Seeing how he lived, King Brahmadatta thought, "This is truly a good man." The priest was curious to learn more about the value of goodness. He thought, "The king honours and respects me more than his other priests. But I wonder what it is about me that he really respects most. Is it my nationality, my noble birth or family wealth? Is it my great learning and vast knowledge? Or is it because of my goodness? I must find the answer to this." Therefore, he decided to perform an experiment in order to answer his question. He would pretend to be a thief!

On the next day, when he was leaving the palace, he went by the royal coin maker. The good priest, not intending to keep it, took a coin and continued walking out of the palace. Because the money maker admired the famous priest highly, he remained sitting and said nothing. On the following day the make-believe thief took two gold coins. Again the royal coin maker did not protest. Finally, on the third day, the king's favorite priest grabbed a whole handful of gold coins. This time the money maker didn't care about the priest's position or reputation. He cried out, "This is the third time you have robbed his majesty the king." Holding onto him, he shouted, "I've caught the thief who robs the king!"

Suddenly a crowd of people came running in, yelling, "You pretended to be better than us! An example of goodness!" They slapped him, tied his hands behind his back, and hauled him off to the king. But on their way, they happened to go by some snake charmers. They were entertaining some bystanders from the king's court with a poisonous cobra. They held him by the tail and neck, and coiled him around their necks to show how brave they were. The tied up prisoner said to them, "Please be careful! Don't grab that and don't coil that poisonous snake around your own necks. He may bite you and bring your lives to a sudden end!" The snake charmers said, "You ignorant priest, you don't understand about this cobra. He is well-mannered and very good indeed. He is not bad like you! You are a thief who has stolen from the king. Because of your wickedness and criminal behavior, you are being carried off with your hands tied behind your back.
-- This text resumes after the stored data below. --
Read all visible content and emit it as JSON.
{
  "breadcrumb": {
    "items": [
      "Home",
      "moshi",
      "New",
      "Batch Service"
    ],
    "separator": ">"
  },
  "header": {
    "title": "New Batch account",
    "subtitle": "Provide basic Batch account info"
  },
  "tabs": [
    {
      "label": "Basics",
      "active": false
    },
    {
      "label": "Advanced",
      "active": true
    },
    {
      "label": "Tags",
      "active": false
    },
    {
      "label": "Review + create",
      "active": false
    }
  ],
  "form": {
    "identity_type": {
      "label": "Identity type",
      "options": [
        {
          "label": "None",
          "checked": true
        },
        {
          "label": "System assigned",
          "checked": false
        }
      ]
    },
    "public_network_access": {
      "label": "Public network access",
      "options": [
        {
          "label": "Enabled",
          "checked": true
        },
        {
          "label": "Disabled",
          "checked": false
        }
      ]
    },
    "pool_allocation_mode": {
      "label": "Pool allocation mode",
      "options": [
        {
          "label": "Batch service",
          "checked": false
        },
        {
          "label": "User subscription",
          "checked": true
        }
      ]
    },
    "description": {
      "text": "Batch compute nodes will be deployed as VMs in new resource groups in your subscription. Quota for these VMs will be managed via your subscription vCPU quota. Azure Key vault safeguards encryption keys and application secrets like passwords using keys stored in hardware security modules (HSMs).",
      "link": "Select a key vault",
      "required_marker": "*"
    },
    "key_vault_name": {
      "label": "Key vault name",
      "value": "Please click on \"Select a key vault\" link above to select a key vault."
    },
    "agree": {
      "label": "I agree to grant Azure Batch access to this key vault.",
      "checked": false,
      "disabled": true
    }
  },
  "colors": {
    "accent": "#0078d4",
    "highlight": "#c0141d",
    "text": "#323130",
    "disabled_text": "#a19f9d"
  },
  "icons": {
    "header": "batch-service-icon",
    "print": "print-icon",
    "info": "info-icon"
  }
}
But there's no need to tie up a snake who is good!" The priest thought, "Even a poisonous cobra, who doesn't bite or harm anyone, is given the name "good." In truth, goodness is the quality people admire most in the world!"

When they arrived at the throne room, the king asked, "What is this, my children?" They replied, "This is the thief who stole from your royal treasury." The king said. "Then punish him according to the law." The adviser priest said, "My lord king, I am no thief!" "Then why did you take gold coins from the palace?" asked the king. The priest explained, "I have done this only as an experiment, to test why it is you honour and respect me more than others. Is it because of my family background and wealth, or my great knowledge? Because of those things, I was able to get away with taking one or two gold coins. Or do you respect my goodness most of all? It is clear that by grabbing a handful of coins I no longer had the name 'good'. This alone turned respect into disgrace!"

The king pardoned his most valuable adviser priest. He asked to be allowed to leave the king's service in the ordinary world and become a forest monk. After refusing several times. the king eventually gave his permission. The priest went to the Himalayas and meditated peacefully. When he died he was reborn in a heaven world.
The moral is: People prize goodness most of all.